« Nous baisons le front et les mains des planificateurs astucieux et de la courageuse jeunesse palestinienne. » Trois jours après la razzia de la branche armée du Hamas dans le sud d’Israël, l’ayatollah Ali Khamenei, le Guide suprême iranien, exprimait très clairement son soutien au mouvement islamiste palestinien mais niait toute implication de la République islamique. Applaudir sans revendiquer ; soutenir sans s’impliquer ; et, surtout, dissuader par procuration sans s’exposer aux représailles. Tels sont les objectifs de « l’unité des fronts » proclamée au sein de l’« axe de la résistance », dont les composantes harcèlent Israël et les forces américaines au Proche-Orient depuis l’attaque du 7 octobre et menacent d’entrer en guerre aux côtés du Hamas.

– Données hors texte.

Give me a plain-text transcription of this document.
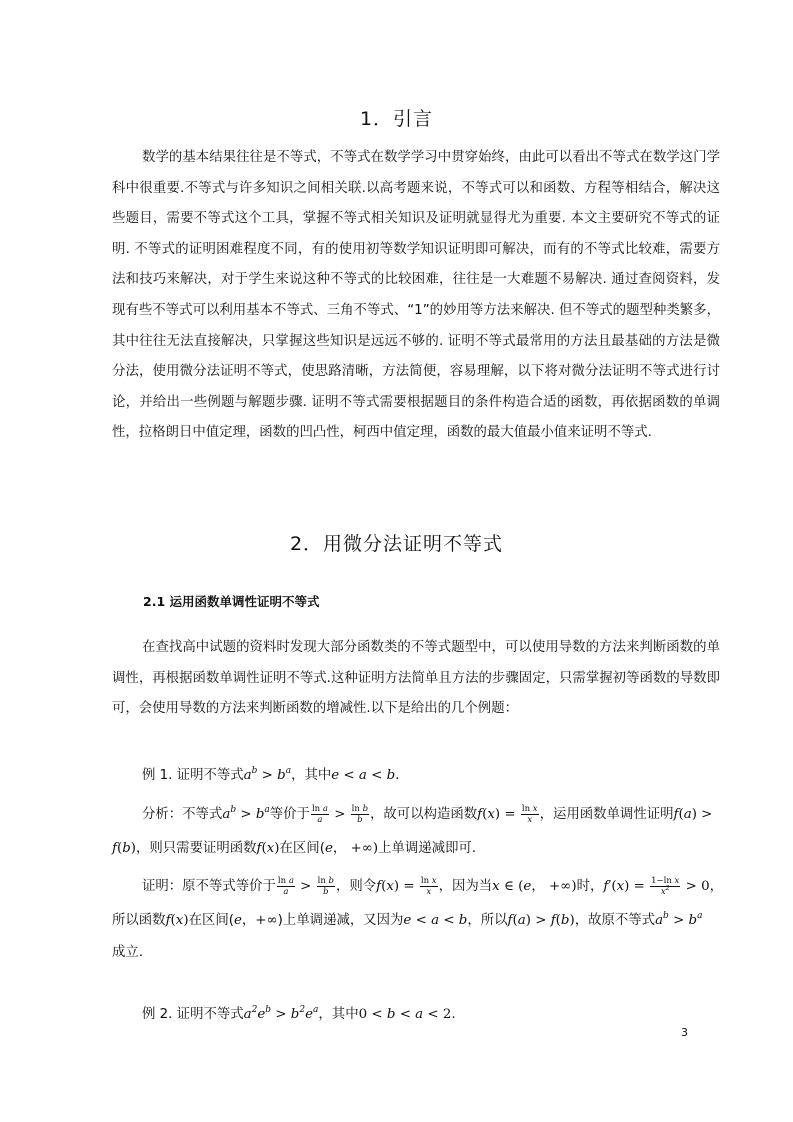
1．引言

数学的基本结果往往是不等式，不等式在数学学习中贯穿始终，由此可以看出不等式在数学这门学科中很重要.不等式与许多知识之间相关联.以高考题来说，不等式可以和函数、方程等相结合，解决这些题目，需要不等式这个工具，掌握不等式相关知识及证明就显得尤为重要. 本文主要研究不等式的证明. 不等式的证明困难程度不同，有的使用初等数学知识证明即可解决，而有的不等式比较难，需要方法和技巧来解决，对于学生来说这种不等式的比较困难，往往是一大难题不易解决. 通过查阅资料，发现有些不等式可以利用基本不等式、三角不等式、“1”的妙用等方法来解决. 但不等式的题型种类繁多，其中往往无法直接解决，只掌握这些知识是远远不够的. 证明不等式最常用的方法且最基础的方法是微分法，使用微分法证明不等式，使思路清晰，方法简便，容易理解，以下将对微分法证明不等式进行讨论，并给出一些例题与解题步骤. 证明不等式需要根据题目的条件构造合适的函数，再依据函数的单调性，拉格朗日中值定理，函数的凹凸性，柯西中值定理，函数的最大值最小值来证明不等式.

2．用微分法证明不等式
2.1 运用函数单调性证明不等式

在查找高中试题的资料时发现大部分函数类的不等式题型中，可以使用导数的方法来判断函数的单调性，再根据函数单调性证明不等式.这种证明方法简单且方法的步骤固定，只需掌握初等函数的导数即可，会使用导数的方法来判断函数的增减性.以下是给出的几个例题：

例 1. 证明不等式$a^b > b^a$，其中e < a < b.
分析：不等式$a^b > b^a$等价于 $\frac{\text{ln a}}{a} > \frac{\text{ln b}}{b}$ ，故可以构造函数$f(x) = \frac{\text{ln x}}{x}$ ，运用函数单调性证明f(a) >
f(b)，则只需要证明函数f(x)在区间(e， +∞)上单调递减即可.
证明：原不等式等价于 $\frac{\text{ln a}}{a} > \frac{\text{ln b}}{b}$ ，则令$f(x) = \frac{\text{ln x}}{x}$ ，因为当x ∈ (e， +∞)时，$f'(x) = \frac{\text{1−ln x}}{x^2} > 0$，
所以函数f(x)在区间(e，+∞)上单调递减，又因为e < a < b，所以f(a) > f(b)，故原不等式$a^b > b^a$
成立.
例 2. 证明不等式$a^2e^b > b^2e^a$，其中0 < b < a < 2.
3
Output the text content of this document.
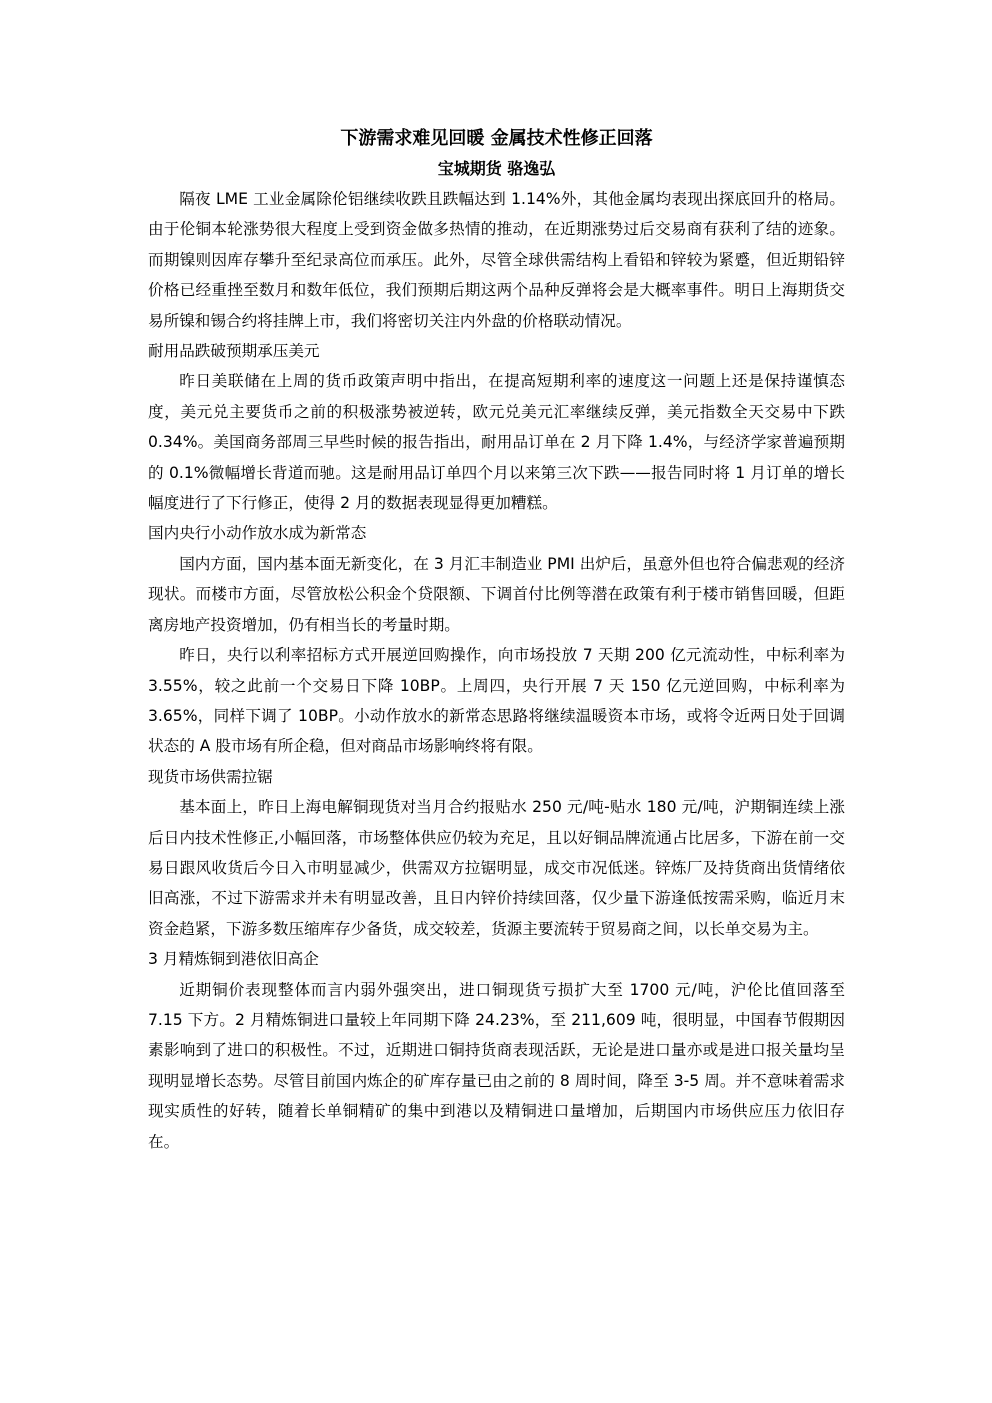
下游需求难见回暖 金属技术性修正回落
宝城期货 骆逸弘

隔夜 LME 工业金属除伦铝继续收跌且跌幅达到 1.14%外，其他金属均表现出探底回升的格局。由于伦铜本轮涨势很大程度上受到资金做多热情的推动，在近期涨势过后交易商有获利了结的迹象。而期镍则因库存攀升至纪录高位而承压。此外，尽管全球供需结构上看铅和锌较为紧蹙，但近期铅锌价格已经重挫至数月和数年低位，我们预期后期这两个品种反弹将会是大概率事件。明日上海期货交易所镍和锡合约将挂牌上市，我们将密切关注内外盘的价格联动情况。

耐用品跌破预期承压美元

昨日美联储在上周的货币政策声明中指出，在提高短期利率的速度这一问题上还是保持谨慎态度，美元兑主要货币之前的积极涨势被逆转，欧元兑美元汇率继续反弹，美元指数全天交易中下跌 0.34%。美国商务部周三早些时候的报告指出，耐用品订单在 2 月下降 1.4%，与经济学家普遍预期的 0.1%微幅增长背道而驰。这是耐用品订单四个月以来第三次下跌——报告同时将 1 月订单的增长幅度进行了下行修正，使得 2 月的数据表现显得更加糟糕。

国内央行小动作放水成为新常态

国内方面，国内基本面无新变化，在 3 月汇丰制造业 PMI 出炉后，虽意外但也符合偏悲观的经济现状。而楼市方面，尽管放松公积金个贷限额、下调首付比例等潜在政策有利于楼市销售回暖，但距离房地产投资增加，仍有相当长的考量时期。

昨日，央行以利率招标方式开展逆回购操作，向市场投放 7 天期 200 亿元流动性，中标利率为 3.55%，较之此前一个交易日下降 10BP。上周四，央行开展 7 天 150 亿元逆回购，中标利率为 3.65%，同样下调了 10BP。小动作放水的新常态思路将继续温暖资本市场，或将令近两日处于回调状态的 A 股市场有所企稳，但对商品市场影响终将有限。

现货市场供需拉锯

基本面上，昨日上海电解铜现货对当月合约报贴水 250 元/吨-贴水 180 元/吨，沪期铜连续上涨后日内技术性修正,小幅回落，市场整体供应仍较为充足，且以好铜品牌流通占比居多，下游在前一交易日跟风收货后今日入市明显减少，供需双方拉锯明显，成交市况低迷。锌炼厂及持货商出货情绪依旧高涨，不过下游需求并未有明显改善，且日内锌价持续回落，仅少量下游逢低按需采购，临近月末资金趋紧，下游多数压缩库存少备货，成交较差，货源主要流转于贸易商之间，以长单交易为主。

3 月精炼铜到港依旧高企

近期铜价表现整体而言内弱外强突出，进口铜现货亏损扩大至 1700 元/吨，沪伦比值回落至 7.15 下方。2 月精炼铜进口量较上年同期下降 24.23%，至 211,609 吨，很明显，中国春节假期因素影响到了进口的积极性。不过，近期进口铜持货商表现活跃，无论是进口量亦或是进口报关量均呈现明显增长态势。尽管目前国内炼企的矿库存量已由之前的 8 周时间，降至 3-5 周。并不意味着需求现实质性的好转，随着长单铜精矿的集中到港以及精铜进口量增加，后期国内市场供应压力依旧存在。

Dès sa proclamation, le 1er avril 1979, la République islamique fondée par l’ayatollah Ruhollah Khomeyni en Iran s’est donné pour mission de répandre son idéologie théocratique révolutionnaire (velayat-e faqih, qui prône la suprématie du religieux sur le politique) et d’éradiquer le « cancer » occidental en terre musulmane qu’Israël représente à ses yeux. Depuis, Téhéran bâtit avec application et opportunisme une nébuleuse de mouvements armés en exploitant les fragilités politiques et militaires de ses voisins, ainsi que la proximité avec les communautés du « croissant chiite ».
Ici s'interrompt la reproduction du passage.